From Progarchives.com, the ultimate progressive rock music website

russellk
Prog Reviewer
4 stars 'Homogenic' sees BJORK begin the path of experimentation that has led to her presence here on ProgArchives. Though none of this music sounds remotely like it came from the 70s, it is still progressive.

To my ears - and I knew nothing of BJORK's influences when I first heard this - this album is founded in the rhythms of the WARP stable of progressive electronic/IDM musicians. 'Hunter' begins with an AUTECHRE-like series of blips, though it fills out in a way AUTECHRE never did. I heard PLAID in 'Joga', that lovely, almost jazzy rhythm behind those wonderful strings. (It is certain BJORK was acquainted with PLAID's work during this period, as they remixed 'All Is Full Of Love'). Two songs in and no sweet melodies like her first two albums: she is no longer looking to the market, but instead looking within. This album is darker, colder, smothered with ice and rumbling with suppressed volcanic activity as befits an album about her home country of Iceland and, as the title suggests, that feeling is present throughout the album. Certainly she'd done nothing as somber as 'Unravel' before... and then there's 'Bachelorette', offering us a musical and lyrical palette as broad as you can imagine. This track is justly well known for its delicious combination of rhythm, strings and oh-so-poignant vocals.

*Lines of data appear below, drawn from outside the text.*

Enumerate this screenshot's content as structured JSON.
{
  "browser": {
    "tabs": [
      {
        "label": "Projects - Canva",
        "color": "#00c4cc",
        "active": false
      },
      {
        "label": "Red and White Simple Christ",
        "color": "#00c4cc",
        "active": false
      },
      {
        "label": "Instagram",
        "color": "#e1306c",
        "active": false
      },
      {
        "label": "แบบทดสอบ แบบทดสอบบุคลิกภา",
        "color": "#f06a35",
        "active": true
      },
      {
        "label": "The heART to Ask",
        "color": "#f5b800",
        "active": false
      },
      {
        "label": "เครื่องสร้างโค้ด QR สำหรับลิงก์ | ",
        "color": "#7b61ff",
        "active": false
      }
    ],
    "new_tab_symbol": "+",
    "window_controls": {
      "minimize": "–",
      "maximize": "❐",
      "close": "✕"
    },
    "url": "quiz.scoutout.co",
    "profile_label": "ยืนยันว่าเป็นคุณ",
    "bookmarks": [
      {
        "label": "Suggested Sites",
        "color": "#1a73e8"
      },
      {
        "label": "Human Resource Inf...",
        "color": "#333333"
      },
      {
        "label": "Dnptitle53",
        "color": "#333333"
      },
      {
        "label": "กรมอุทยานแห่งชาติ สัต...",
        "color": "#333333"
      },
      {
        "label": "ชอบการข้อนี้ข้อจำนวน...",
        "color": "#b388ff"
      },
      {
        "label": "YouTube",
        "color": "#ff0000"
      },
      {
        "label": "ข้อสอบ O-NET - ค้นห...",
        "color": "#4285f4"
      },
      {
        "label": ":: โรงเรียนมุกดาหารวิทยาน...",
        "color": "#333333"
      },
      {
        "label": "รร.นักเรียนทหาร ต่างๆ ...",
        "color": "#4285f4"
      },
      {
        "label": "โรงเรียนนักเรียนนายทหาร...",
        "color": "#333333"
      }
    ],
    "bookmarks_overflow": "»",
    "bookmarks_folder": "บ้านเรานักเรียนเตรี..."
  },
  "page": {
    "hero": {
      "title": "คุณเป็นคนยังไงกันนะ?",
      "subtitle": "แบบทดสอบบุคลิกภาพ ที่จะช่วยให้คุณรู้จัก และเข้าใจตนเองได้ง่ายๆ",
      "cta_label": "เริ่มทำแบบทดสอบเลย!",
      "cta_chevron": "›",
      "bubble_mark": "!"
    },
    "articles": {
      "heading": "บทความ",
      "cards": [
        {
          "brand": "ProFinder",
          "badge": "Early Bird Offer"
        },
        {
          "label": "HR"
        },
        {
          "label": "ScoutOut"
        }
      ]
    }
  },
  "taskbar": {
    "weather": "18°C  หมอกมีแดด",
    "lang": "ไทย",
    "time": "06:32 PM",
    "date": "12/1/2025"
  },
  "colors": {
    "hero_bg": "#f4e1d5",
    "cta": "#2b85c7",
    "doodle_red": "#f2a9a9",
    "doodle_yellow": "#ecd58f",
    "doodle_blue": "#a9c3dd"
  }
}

It turns out that BJORK collaborated with LFO's Mark Bell (among others) for this album. I don't know why I didn't spot that at the time: LFO (Low Frequency Oscillator) was responsible for one of the seminal albums of the 1990s in 'Frequencies'. If you want insight into why this album sounds the way it does, have a listen to LFO.

The second half of the album abandons any pretense of pretty dance music. Here is the portrait of an artist ready to try anything. On occasion she overreaches herself, as with the adventurous '5 Years', a glitch-laden rhythm that fails to convince, but mostly she produces worthy material, certainly more weighty than that of 'Post', her previous album. At times the sheer outrageousness of what she does comes together brilliantly, as in 'Pluto'. I'm particularly fond of 'All Is Full Of Love' - perhaps as much for the stunning video as for the song itself. I can see why this album was an almost unanimous critic's favourite, though to describe it as the electronic album of the decade is to ignore an enormous body of work to which BJORK owes a great deal. It is good, yes, but BJORK could do even better than this.